The purpose of the specific point version is to emphasize that the point is fixed for the duration of the definition, i.e., it does not move around while we are defining the construct or applying the fact. However, the definition or fact applies not just for a single point but for all points satisfying certain criteria, and thus we can get further interesting perspectives on it by varying the point we are considering. This is the purpose of the second, generic point version.

Relation with ordinary derivative

Parametric expressions aren't necessarily functions

The notation $d y / d x$ should be used only in the context that $y$ is a function of $x$ , i.e., a single value of $x$ gives rise to a single value of $y$ . Generally speaking, this is not guaranteed with parametric curves.

For instance, for a parametric curve $x = f (t), y = g (t)$ , $y$ is expressible as a function of $x$ only if $g (t)$ is completely determined by $f (t)$ . This is the case, for instance, when $f$ is a one-one function. But it's not always the case. Consider a circle:

$x = \cos t, y = \sin t$

In this case, a single value of $x$ , in most cases, corresponds to two values of $y$ that are negatives of each other. That's because if $x_{0} = \cos t_{0}$ , we have also $x = \cos (- t_{0})$ , so both $\sin t_{0}$ and $- \sin t_{0}$ work. The only case where $y$ is unique in terms of $x$ is when $x = 1$ and $x = - 1$ . Geometrically, vertical secant lines intersect the upper semicircle and lower semicircle, and these are the two $y$ -values for a given $x$ -value.
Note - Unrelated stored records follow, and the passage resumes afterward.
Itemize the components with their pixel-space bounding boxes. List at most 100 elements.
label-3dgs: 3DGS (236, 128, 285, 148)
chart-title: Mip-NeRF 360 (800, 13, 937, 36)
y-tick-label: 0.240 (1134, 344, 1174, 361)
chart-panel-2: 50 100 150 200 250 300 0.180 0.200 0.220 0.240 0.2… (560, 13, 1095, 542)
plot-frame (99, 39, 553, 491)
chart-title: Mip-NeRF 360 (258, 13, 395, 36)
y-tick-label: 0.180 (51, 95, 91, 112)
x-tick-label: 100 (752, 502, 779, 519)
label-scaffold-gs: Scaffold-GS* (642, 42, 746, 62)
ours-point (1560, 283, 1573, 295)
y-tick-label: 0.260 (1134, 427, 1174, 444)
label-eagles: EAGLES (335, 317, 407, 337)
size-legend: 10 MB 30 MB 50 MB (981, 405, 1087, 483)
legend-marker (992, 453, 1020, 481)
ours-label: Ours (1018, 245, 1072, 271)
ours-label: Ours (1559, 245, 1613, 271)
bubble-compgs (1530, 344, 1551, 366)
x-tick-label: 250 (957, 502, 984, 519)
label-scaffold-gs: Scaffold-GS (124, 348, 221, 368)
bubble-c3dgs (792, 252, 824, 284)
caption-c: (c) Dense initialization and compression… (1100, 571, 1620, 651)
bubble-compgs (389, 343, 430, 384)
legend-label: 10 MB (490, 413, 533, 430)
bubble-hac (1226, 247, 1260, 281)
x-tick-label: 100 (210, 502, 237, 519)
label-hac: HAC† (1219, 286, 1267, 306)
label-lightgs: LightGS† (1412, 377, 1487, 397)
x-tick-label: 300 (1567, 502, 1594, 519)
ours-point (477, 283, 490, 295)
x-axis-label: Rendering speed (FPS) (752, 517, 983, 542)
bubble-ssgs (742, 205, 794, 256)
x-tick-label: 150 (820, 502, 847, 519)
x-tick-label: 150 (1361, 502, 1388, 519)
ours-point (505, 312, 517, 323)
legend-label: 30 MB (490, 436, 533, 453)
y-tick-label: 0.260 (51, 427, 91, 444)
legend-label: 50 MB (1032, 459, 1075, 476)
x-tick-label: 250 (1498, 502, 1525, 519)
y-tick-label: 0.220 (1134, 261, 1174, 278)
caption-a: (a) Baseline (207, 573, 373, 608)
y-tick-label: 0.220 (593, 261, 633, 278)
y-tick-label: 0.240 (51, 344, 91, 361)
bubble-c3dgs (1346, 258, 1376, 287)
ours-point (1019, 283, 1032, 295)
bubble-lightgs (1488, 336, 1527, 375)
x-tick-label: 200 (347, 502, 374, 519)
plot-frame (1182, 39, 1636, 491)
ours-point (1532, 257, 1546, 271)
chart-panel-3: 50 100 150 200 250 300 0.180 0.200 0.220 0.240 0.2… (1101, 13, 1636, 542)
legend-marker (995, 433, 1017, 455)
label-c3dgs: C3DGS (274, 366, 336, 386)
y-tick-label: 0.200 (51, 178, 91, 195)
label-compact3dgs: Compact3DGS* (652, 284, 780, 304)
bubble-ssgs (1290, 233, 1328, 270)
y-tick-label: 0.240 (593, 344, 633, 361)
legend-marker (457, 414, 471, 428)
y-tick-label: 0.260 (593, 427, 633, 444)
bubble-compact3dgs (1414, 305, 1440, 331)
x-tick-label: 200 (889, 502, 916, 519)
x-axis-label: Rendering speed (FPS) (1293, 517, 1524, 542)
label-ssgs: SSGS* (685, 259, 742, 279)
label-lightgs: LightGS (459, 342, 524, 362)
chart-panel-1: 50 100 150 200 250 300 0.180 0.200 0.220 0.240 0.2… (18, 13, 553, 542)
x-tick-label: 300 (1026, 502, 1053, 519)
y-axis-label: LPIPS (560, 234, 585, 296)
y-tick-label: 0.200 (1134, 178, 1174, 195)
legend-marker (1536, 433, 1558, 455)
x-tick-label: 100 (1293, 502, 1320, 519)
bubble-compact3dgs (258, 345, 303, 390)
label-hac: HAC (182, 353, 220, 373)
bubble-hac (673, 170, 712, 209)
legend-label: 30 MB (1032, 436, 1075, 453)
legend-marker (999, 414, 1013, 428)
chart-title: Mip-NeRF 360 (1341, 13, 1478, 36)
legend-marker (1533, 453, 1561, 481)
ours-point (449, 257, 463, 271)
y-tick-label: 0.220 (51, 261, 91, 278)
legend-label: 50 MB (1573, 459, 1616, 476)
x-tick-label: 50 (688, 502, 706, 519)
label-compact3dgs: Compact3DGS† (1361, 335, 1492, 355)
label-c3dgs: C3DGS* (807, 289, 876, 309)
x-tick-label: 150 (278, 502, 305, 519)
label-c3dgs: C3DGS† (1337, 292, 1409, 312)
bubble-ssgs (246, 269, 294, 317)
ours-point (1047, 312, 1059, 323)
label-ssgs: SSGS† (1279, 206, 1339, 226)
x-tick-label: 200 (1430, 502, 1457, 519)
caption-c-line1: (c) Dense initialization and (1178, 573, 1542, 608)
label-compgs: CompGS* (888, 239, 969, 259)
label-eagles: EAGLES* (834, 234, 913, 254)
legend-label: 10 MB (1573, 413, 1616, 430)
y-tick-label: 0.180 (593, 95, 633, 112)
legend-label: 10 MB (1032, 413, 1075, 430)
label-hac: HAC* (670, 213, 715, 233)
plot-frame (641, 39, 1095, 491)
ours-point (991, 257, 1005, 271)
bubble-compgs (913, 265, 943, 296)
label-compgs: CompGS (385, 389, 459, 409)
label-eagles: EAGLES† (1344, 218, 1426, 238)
"Nice" parametric expressions define functions locally at most points

As described above, for a parametric curve, $y$ need not globally be a function of $x$ . However, even in the presented example of a circle, for most $t_{0}$ , if we restrict $t$ to a small enough open interval around $t_{0}$ , $y$ is a function of $x$ for the part of the curve where $t$ is restricted to that interval. So it's "locally" a function. Differentiation being a local operation, it still makes sense to take the derivative at the point. The parametric derivative should therefore be understood as the derivative for the function obtained by taking the local restriction.

In the circle example, the only points at which $y$ is locally not a function of $x$ are the ones at the far left and far right: $x = 1$ and $x = - 1$ (ironically, these are the only points with unique global $y$ -values).

If $f^{'} (t_{0}) \neq 0$ , the parametric expression defines a function locally around $t_{0}$

If $f^{'} (t_{0})$ is nonzero, then (depending on the sign of $f^{'}$ ), for a small enough open interval around $t_{0}$ , $f$ is an increasing or decreasing function. In particular, within that open interval, $f$ is a one-one function, so no value of $x$ repeats. Thus locally $y$ is a function of $x$ on that interval.

The parametric derivative makes sense and is the correct expression when it is defined

We have now come full circle. In the case that $f^{'} (t_{0}) \neq 0$ , $y$ is locally a function of $x$ around $t_{0}$ . In such cases, if $g^{'} (t_{0})$ also exists, the expression $\frac{g^{'} (t_{0})}{f^{'} (t_{0})}$ gives the parametric derivative.

The proof that the parametric derivative expression is correct follows from the chain rule for differentiation. As established above, $y$ is locally a function of $x$ around $t_{0}$ . Let's call this local function $h$ . Locally around $t_{0}$ , we have:

$g = h \circ f$

By the chain rule for differentiation:

$g^{'} (t) = h^{'} (f (t)) f^{'} (t)$

At $t = t_{0}$ , we get:

$g^{'} (t_{0}) = h^{'} (f (t_{0})) f^{'} (t_{0})$

Rearranging, we get:

$h^{'} (f (t_{0})) = \frac{g^{'} (t_{0})}{f^{'} (t_{0})}$

The left side is the expression we are trying to calculate, and the right side is the expression that we want to prove it to be.